Each author opens a path. “Somehow, like Hansel and Gretel, I’m leaving crumbs on the ground that will bring me back, and that will bring the reader with me,” says Johnson. What you will do along the way is to stay on a border that does not exist, but is there anyway. “The book has often been described as a limbo-novel, at once a version of something that existed and something entirely new. The same goes for the characters, who are not exactly male or female. Marcus is not exactly a transgender character, I would say that he is somewhere between both genders, ”she considers.
Live on the sidelines
Perhaps, for this reason, because the directions are multiple and are not defined, the idea of possibilities is so insisted upon.
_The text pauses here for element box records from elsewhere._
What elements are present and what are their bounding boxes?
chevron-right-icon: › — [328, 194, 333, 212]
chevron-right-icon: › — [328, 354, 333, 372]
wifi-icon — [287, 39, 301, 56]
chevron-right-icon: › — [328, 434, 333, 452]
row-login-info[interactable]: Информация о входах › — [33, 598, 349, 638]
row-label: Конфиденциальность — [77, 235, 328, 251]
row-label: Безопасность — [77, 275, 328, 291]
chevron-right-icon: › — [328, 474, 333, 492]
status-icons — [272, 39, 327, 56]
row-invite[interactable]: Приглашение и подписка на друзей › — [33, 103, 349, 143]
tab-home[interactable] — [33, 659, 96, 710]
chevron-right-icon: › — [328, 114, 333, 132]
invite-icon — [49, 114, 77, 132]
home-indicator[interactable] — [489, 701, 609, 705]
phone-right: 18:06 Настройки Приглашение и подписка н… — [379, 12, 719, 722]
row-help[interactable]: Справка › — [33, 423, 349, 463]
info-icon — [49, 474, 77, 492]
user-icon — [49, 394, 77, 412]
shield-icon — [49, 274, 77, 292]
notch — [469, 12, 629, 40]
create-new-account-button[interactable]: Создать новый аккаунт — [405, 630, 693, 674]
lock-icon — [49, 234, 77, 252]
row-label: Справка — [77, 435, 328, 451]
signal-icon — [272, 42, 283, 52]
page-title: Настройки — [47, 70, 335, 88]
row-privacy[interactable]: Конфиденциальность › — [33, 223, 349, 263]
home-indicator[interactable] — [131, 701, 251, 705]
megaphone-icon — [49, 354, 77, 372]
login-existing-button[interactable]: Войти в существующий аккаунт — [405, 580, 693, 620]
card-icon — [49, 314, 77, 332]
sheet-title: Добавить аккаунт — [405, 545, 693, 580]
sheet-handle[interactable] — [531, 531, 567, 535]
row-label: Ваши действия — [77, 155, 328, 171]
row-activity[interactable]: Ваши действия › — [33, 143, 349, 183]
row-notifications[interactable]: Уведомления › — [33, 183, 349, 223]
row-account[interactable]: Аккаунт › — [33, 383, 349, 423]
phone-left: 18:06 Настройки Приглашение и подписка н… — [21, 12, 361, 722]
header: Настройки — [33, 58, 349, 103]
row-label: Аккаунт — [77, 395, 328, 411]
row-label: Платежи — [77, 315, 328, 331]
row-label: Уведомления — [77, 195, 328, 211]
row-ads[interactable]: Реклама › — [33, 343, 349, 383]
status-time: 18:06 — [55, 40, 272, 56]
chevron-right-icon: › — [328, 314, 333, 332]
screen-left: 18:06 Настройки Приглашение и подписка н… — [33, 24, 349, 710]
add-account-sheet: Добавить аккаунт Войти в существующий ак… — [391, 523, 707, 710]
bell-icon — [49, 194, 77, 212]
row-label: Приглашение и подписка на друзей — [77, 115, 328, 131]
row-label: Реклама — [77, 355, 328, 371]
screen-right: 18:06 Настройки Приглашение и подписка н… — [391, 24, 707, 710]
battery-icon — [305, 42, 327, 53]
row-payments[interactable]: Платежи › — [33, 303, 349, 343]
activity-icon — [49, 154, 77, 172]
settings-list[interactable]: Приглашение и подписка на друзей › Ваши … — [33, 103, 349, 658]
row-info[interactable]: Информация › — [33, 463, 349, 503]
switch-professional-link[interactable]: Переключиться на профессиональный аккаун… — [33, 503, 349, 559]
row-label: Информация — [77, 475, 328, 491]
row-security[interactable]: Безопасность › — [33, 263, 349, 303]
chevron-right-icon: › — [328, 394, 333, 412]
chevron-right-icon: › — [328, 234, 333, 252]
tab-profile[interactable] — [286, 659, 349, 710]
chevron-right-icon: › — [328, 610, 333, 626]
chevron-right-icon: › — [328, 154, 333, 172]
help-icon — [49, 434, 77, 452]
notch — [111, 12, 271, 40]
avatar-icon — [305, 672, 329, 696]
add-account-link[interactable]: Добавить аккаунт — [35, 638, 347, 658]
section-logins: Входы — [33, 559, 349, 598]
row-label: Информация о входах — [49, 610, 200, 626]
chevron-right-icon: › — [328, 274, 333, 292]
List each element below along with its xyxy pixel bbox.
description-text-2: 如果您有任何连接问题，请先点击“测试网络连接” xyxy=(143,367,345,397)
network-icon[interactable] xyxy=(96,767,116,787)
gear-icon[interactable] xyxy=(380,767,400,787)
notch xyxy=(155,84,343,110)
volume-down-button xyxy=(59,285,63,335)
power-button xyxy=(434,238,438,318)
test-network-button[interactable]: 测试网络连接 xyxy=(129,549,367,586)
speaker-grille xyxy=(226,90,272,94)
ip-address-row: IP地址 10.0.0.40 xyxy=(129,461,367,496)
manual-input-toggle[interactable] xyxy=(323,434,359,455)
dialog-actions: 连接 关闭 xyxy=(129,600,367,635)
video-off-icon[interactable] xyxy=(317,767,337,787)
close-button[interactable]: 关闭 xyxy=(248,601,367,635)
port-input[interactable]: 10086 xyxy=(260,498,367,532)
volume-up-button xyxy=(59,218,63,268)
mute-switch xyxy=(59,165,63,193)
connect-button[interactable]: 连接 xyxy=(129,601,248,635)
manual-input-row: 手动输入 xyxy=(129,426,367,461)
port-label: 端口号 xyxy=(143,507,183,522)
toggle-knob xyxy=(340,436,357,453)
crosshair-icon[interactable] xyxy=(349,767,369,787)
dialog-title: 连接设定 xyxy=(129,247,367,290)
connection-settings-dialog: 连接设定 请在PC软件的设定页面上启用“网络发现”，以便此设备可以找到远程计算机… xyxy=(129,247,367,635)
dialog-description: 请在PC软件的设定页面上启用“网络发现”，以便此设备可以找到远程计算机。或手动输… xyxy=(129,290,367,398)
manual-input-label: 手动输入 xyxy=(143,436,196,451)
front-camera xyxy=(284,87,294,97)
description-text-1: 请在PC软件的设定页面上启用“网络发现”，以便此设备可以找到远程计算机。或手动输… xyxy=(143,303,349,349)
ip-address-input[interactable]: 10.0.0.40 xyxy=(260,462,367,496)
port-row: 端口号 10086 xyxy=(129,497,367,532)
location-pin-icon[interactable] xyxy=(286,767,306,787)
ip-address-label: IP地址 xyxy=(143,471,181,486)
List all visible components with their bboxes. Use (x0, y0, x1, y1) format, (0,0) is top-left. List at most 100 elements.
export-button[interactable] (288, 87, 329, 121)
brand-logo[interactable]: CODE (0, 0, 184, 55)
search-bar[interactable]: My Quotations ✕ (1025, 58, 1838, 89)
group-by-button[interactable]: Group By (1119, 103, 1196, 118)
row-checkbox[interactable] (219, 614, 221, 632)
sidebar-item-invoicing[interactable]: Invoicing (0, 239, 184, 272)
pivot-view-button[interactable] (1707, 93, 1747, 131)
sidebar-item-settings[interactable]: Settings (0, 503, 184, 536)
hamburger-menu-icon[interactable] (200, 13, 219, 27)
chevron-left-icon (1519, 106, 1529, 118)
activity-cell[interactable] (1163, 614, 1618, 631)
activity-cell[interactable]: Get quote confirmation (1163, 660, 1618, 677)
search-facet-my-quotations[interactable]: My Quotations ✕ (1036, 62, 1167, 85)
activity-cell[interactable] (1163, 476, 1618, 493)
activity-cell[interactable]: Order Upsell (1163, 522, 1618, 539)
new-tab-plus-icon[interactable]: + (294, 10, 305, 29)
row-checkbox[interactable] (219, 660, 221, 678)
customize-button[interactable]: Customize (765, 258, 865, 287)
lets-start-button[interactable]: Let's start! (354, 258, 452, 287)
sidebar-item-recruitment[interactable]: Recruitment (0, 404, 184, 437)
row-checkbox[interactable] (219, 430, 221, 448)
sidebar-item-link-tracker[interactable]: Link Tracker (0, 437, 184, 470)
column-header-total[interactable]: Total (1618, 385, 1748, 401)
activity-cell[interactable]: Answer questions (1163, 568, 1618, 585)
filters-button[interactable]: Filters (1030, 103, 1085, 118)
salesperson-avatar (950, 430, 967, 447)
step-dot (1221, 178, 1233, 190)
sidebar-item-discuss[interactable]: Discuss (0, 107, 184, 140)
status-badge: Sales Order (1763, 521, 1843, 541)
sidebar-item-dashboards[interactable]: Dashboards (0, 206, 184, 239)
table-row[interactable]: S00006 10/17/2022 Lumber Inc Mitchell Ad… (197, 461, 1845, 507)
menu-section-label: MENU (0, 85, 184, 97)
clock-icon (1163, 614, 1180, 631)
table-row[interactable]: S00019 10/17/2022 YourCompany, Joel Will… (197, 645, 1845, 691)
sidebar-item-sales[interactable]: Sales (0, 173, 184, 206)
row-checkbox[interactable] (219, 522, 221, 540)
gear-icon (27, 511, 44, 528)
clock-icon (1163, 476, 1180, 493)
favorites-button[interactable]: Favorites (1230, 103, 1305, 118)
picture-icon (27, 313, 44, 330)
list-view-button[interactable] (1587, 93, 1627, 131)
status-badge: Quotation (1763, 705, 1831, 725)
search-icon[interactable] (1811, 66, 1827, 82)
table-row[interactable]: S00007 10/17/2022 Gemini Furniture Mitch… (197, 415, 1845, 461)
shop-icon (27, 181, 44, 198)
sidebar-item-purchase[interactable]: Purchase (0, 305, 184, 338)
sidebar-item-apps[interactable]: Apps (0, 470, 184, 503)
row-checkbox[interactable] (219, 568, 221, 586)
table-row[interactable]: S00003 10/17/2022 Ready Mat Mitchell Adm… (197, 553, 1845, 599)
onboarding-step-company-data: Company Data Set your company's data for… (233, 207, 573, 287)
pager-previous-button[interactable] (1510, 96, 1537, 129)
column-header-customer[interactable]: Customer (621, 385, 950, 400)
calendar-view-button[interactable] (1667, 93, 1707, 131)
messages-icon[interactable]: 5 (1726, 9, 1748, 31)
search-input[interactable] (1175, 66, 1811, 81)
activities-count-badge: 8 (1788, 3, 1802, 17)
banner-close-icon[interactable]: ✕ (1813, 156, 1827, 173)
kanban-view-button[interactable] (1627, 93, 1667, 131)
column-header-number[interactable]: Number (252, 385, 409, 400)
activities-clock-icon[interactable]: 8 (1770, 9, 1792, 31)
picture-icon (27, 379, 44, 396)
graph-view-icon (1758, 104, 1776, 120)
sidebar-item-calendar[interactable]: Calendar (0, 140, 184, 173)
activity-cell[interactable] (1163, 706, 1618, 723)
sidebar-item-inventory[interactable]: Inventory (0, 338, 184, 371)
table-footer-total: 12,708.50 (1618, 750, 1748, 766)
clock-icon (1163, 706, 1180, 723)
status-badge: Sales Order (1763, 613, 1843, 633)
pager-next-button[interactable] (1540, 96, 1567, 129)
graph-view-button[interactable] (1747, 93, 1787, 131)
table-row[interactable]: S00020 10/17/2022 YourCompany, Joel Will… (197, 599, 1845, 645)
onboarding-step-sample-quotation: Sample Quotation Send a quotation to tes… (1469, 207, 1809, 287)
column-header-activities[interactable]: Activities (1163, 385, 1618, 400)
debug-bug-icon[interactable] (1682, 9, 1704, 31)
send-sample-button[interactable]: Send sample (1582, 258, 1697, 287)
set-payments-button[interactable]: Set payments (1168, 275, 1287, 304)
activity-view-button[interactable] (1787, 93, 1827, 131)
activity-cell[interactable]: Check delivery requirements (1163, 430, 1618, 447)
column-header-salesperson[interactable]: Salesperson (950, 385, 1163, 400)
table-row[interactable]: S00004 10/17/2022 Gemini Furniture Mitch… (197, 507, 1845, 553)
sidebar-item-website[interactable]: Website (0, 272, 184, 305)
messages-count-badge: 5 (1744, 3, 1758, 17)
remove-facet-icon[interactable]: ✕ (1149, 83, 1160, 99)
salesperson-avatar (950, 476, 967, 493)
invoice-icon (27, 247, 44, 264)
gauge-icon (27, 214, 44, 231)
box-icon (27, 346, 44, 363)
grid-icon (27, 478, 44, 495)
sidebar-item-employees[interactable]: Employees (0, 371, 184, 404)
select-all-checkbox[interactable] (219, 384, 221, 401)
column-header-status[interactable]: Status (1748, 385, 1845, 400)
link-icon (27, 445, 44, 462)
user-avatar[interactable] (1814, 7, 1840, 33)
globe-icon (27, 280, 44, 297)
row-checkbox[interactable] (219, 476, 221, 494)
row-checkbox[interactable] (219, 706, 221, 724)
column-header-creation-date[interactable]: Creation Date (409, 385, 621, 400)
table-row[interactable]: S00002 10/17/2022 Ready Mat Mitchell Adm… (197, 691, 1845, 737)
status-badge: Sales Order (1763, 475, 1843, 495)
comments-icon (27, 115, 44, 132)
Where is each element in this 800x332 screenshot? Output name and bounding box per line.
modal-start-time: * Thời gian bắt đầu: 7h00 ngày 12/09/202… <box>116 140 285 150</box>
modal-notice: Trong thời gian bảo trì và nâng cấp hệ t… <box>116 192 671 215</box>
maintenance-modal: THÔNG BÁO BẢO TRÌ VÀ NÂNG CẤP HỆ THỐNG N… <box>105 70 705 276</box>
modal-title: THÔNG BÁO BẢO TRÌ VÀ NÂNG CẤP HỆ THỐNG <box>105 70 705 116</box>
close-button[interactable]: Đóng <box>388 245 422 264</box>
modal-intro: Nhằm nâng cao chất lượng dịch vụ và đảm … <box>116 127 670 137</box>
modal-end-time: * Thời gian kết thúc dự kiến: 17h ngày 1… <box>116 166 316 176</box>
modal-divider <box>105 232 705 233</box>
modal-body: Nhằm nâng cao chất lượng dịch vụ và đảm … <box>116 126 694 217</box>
It is a recurring thought of the narrator – in what way could it have been different from how it was, and not end up Gretel wandering around motels and forests – and it is a way, according to the writer, of “believing in a destiny that has nothing to do with it. with faith ”but that places it in the center. “To what extent does believing that we are something make us that?” Asks Johnson. “Gretel becomes the person she is because she thinks she won’t be able to escape her mother,” she says. “An absent mother, the worst possible monster, whom nobody wants to understand, because they do not want to understand that a child or the idea of being a mother can disgust you,” he adds.
The characters in the novel are shipwrecked in a United Kingdom that is not mentioned, but that beats in the background, like something that calls out from the deep sea. An unconscious political reading of the situation that Brexit has left behind? “Yes, in a sense, the UK today is like a ship that has sunk itself to the bottom of the sea, devastatingly and terribly,” he replies. And, in any case, his characters “live on the margins, in every way, because they will never live up to expectations, neither their own nor those of others. And they feel guilty because they will never be good enough and that is why they run away, drink and hurt others ”.
Eddie is an Australian news reporter with over 9 years in the industry and has published on Forbes and tech crunch.